Collaborative Filtering for Implicit Feedback Datasets

Paper · Source

“An alternative strategy, our focus in this work, relies only on past user behavior without requiring the creation of explicit profiles. This approach is known as Collaborative Filtering (CF), a term coined by the developers of the first recommender system - Tapestry [8]. CF analyzes relationships between users and interdependencies among products, in order to identify new user-item associations. For example, some CF systems identify pairs of items that tend to be rated similarly or like-minded users with similar history of rating or purchasing to deduce unknown relationships between users and items. The only required information is the past behavior of users, which might be their previous transactions or the way they rate products. A major appeal of CF is that it is domain free, yet it can address aspects of the data that are often elusive and very difficult to profile using content based techniques. While generally being more accurate than content based techniques, CF suffers from the cold start problem, due to its inability to address products new to the system, for which content based approaches would be adequate.

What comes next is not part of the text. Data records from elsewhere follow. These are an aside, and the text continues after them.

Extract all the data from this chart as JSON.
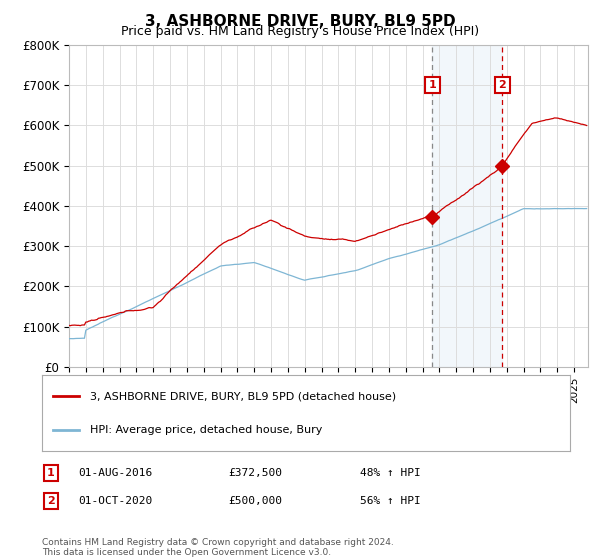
{
  "title": "3, ASHBORNE DRIVE, BURY, BL9 5PD",
  "subtitle": "Price paid vs. HM Land Registry's House Price Index (HPI)",
  "ylim": [
    0,
    800000
  ],
  "xlim_start": 1995.0,
  "xlim_end": 2025.83,
  "sale1_date": 2016.583,
  "sale1_price": 372500,
  "sale2_date": 2020.75,
  "sale2_price": 500000,
  "sale1_info": "01-AUG-2016",
  "sale1_price_str": "£372,500",
  "sale1_pct": "48% ↑ HPI",
  "sale2_info": "01-OCT-2020",
  "sale2_price_str": "£500,000",
  "sale2_pct": "56% ↑ HPI",
  "line_color_property": "#cc0000",
  "line_color_hpi": "#7eb6d4",
  "shade_color": "#dce9f5",
  "vline1_color": "#888888",
  "vline2_color": "#cc0000",
  "legend_label_property": "3, ASHBORNE DRIVE, BURY, BL9 5PD (detached house)",
  "legend_label_hpi": "HPI: Average price, detached house, Bury",
  "footnote": "Contains HM Land Registry data © Crown copyright and database right 2024.\nThis data is licensed under the Open Government Licence v3.0.",
  "background_color": "#ffffff",
  "grid_color": "#dddddd",
  "yticks": [
    0,
    100000,
    200000,
    300000,
    400000,
    500000,
    600000,
    700000,
    800000
  ],
  "ytick_labels": [
    "£0",
    "£100K",
    "£200K",
    "£300K",
    "£400K",
    "£500K",
    "£600K",
    "£700K",
    "£800K"
  ]
}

Recommender systems rely on different types of input. Most convenient is the high quality explicit feedback, which includes explicit input by users regarding their interest in products. For example, Netflix collects star ratings for movies and TiVo users indicate their preferences for TV shows by hitting thumbs-up/down buttons. However, explicit feedback is not always available. Thus, recommenders can infer user preferences from the more abundant implicit feedback, which indirectly reflect opinion through observing user behavior [14]. Types of implicit feedback include purchase history, browsing history, search patterns, or even mouse movements. For example, a user that purchased many books by the same author probably likes that author.

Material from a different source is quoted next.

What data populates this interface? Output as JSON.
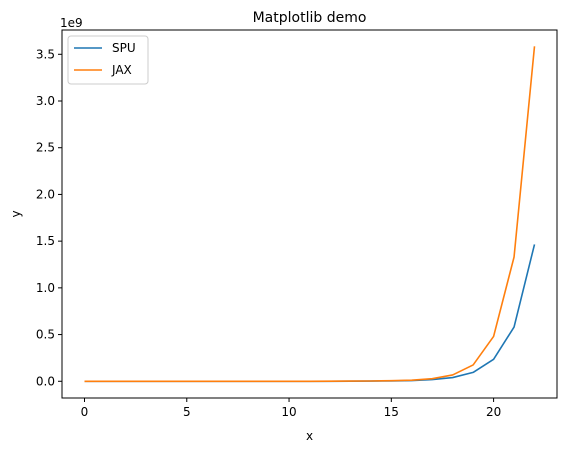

The vast majority of the literature in the field is focused on processing explicit feedback; probably thanks to the convenience of using this kind of pure information. However, in many practical situations recommender systems need to be centered on implicit feedback. This may reflect reluctance of users to rate products, or limitations of the system that is unable to collect explicit feedback. In an implicit model, once the user gives approval to collect usage data, no additional explicit feedback (e.g. ratings) is required on the user’s part.”

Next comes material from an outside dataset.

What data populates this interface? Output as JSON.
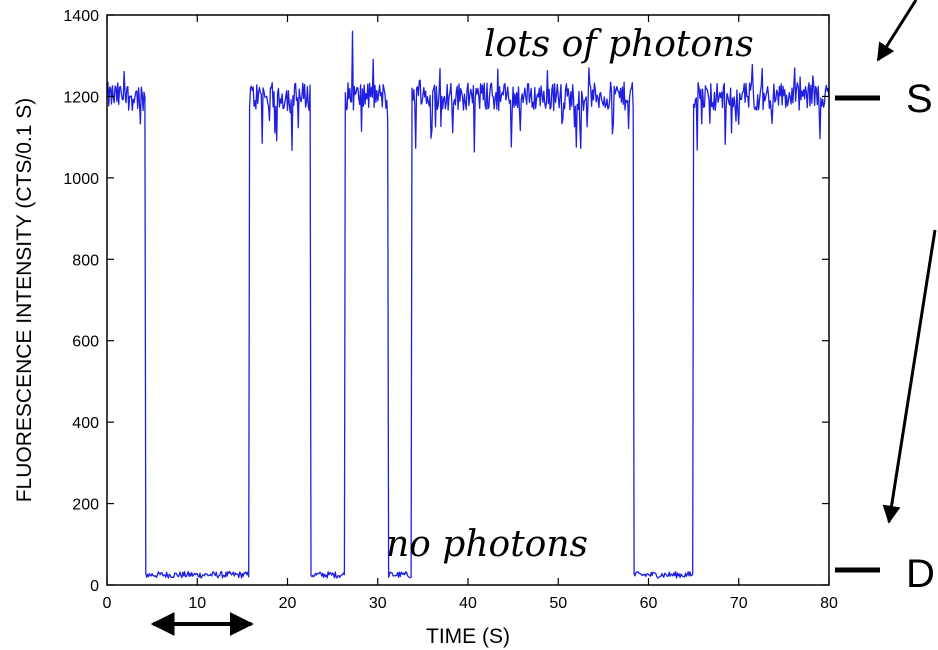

“The numerical value of explicit feedback indicates preference, whereas the numerical value of implicit feedback indicates confidence.”

“In this work we studied collaborative filtering on datasets with implicit feedback, which is a very common situation. One of our main findings is that implicit user observations should be transformed into two paired magnitudes: preferences and confidence levels. In other words, for each user-item pair, we derive from the input data an estimate to whether the user would like or dislike the item (“preference”) and couple this estimate with a confidence level. This preference-confidence partition has no parallel in the widely studied explicit-feedback datasets, yet serves a key role in analyzing implicit feedback.”